«Es braucht kritische Lehrpersonen», sagte Beatrice Messerli vom Grünen
Bündnis. Es brauche eine Schule, die ein Ort der Emanzipation und der Förderung
der Gleichstellung sei. Dafür würde vielleicht ein halbes Semester genügen, an
dem an der Pädagogischen Hochschule angehende Pädagogen künftig mit den Tücken
des gendergerechten Unterrichts vertraut gemacht würden. Sie habe das selber in
ihrer 41 Jahre langen Tätigkeit als Lehrerin erlebt: Immer wieder tappe man in
die Rollenbilder-Falle.
Damit auch Buben Pirouetten tanzen, Basler Zeitung, 20.11. von Franziska Laur
Der Antrag wurde knapp überwiesen, obwohl die Bürgerlichen dagegen
votierten. Sie argumentierten, so etwas brauche es nicht. Schliesslich werde an
der Fachhochschule schon genug für dieses Thema sensibilisiert.
Jungs sollen tapfer sein
Etwas legte Beatrice Messerli allen Ratsmitgliedern, ob für oder gegen
den Anzug, ans Herz: Sie sollten sich eine Dokumentation ansehen. Darin taucht
die durchaus weibliche Moderatorin Collien Ulmen-Fernandes in die Lebens- und
Lernwelt von siebenjährigen Kindern ein. Und was sie dort entdeckt, ist witzig
und regt zum Denken an. Die Stereotype, welche die Primarschüler pflegen, sind
zunächst erschlagend: Jungs sollen tapfer sein, Mädchen dürfen weinen. Jungs
sind wild und schlau, Mädchen hübsch und lieb. Und als die Kinder vier
Menschenkörpern vier Berufsgattungen zuordnen müssen, sind die Männer Pilot und
Automechaniker und die Frauen sind Floristin und Tänzerin.

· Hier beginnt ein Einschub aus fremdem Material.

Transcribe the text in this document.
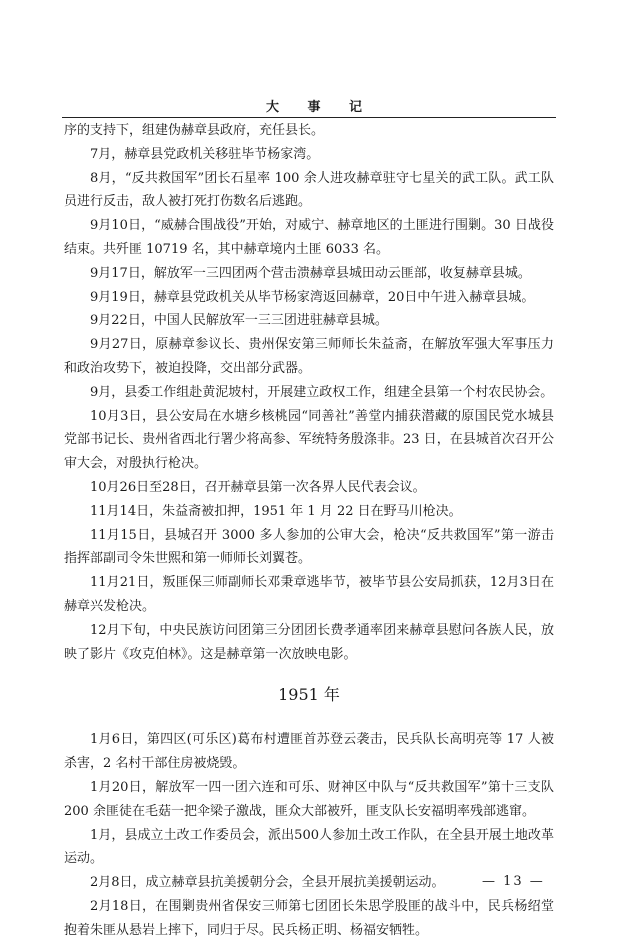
大 事 记

序的支持下，组建伪赫章县政府，充任县长。

7月，赫章县党政机关移驻毕节杨家湾。

8月，“反共救国军”团长石星率 100 余人进攻赫章驻守七星关的武工队。武工队员进行反击，敌人被打死打伤数名后逃跑。

9月10日，“威赫合围战役”开始，对威宁、赫章地区的土匪进行围剿。30 日战役结束。共歼匪 10719 名，其中赫章境内土匪 6033 名。

9月17日，解放军一三四团两个营击溃赫章县城田动云匪部，收复赫章县城。

9月19日，赫章县党政机关从毕节杨家湾返回赫章，20日中午进入赫章县城。

9月22日，中国人民解放军一三三团进驻赫章县城。

9月27日，原赫章参议长、贵州保安第三师师长朱益斋，在解放军强大军事压力和政治攻势下，被迫投降，交出部分武器。

9月，县委工作组赴黄泥坡村，开展建立政权工作，组建全县第一个村农民协会。

10月3日，县公安局在水塘乡核桃园“同善社”善堂内捕获潜藏的原国民党水城县党部书记长、贵州省西北行署少将高参、军统特务殷涤非。23 日，在县城首次召开公审大会，对殷执行枪决。

10月26日至28日，召开赫章县第一次各界人民代表会议。

11月14日，朱益斋被扣押，1951 年 1 月 22 日在野马川枪决。

11月15日，县城召开 3000 多人参加的公审大会，枪决“反共救国军”第一游击指挥部副司令朱世熙和第一师师长刘翼苍。

11月21日，叛匪保三师副师长邓秉章逃毕节，被毕节县公安局抓获，12月3日在赫章兴发枪决。

12月下旬，中央民族访问团第三分团团长费孝通率团来赫章县慰问各族人民，放映了影片《攻克伯林》。这是赫章第一次放映电影。

1951 年

1月6日，第四区(可乐区)葛布村遭匪首苏登云袭击，民兵队长高明亮等 17 人被杀害，2 名村干部住房被烧毁。

1月20日，解放军一四一团六连和可乐、财神区中队与“反共救国军”第十三支队 200 余匪徒在毛菇一把伞梁子激战，匪众大部被歼，匪支队长安福明率残部逃窜。

1月，县成立土改工作委员会，派出500人参加土改工作队，在全县开展土地改革运动。

2月8日，成立赫章县抗美援朝分会，全县开展抗美援朝运动。

2月18日，在围剿贵州省保安三师第七团团长朱思学股匪的战斗中，民兵杨绍堂抱着朱匪从悬岩上摔下，同归于尽。民兵杨正明、杨福安牺牲。

— 13 —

Die Kleinen staunen Bauklötze, als die Berufsleute in echt ins
Klassenzimmer kommen: Der verwegene wilde Kerl mit dem Bart ist Florist, der
grosse schlanke Mann Tänzer, die mütterlich wirkende Dame Pilotin und die
junge, kecke Frau Automechanikerin. Und plötzlich gucken die Mädchen
hochinteressiert in den Automotor und stehen mit grossen Augen vor der Pilotin,
als sie von fernen Horizonten erzählt, während die Jungs mit Hingabe einen
Riesen-Blumenkranz basteln und Pirouetten drehen.
Mehr Männer in den Schulen
Befürworter des Anzugs sind der Meinung, dass die angehenden
Lehrpersonen der Pädagogischen Hochschule der Fachhochschule FHNW mehr auf
Fragen der Emanzipation sensibilisiert werden sollten. Bereits Schulkinder
sollten dazu angeregt werden, zementierte Geschlechterrollen zu hinterfragen.
Gegen den Widerstand der Bürgerlichen und mithilfe der fraktionslosen
Grossratsmitglieder der Grünliberalen schaffte das Grüne Bündnis die
Überweisung des Anzugs mit 50 gegen 44 Stimmen. Die Regierung muss jetzt
prüfen, wie der gendergerechte Unterricht auf der Stufe der Lehrerausbildung
gefördert werden kann.
Klar überwiesen wurde ebenfalls ein Anzug, der die Regierung
verpflichtet zu prüfen, wie der Anteil der männlichen Lehrpersonen auf der
Stufe der Primarschule und im Kindergarten auf 35 Prozent erhöht werden kann.
Eine bessere Durchmischung wirke sich nur positiv auf die Entwicklung der
Kinder aus, argumentierten die Befürworter.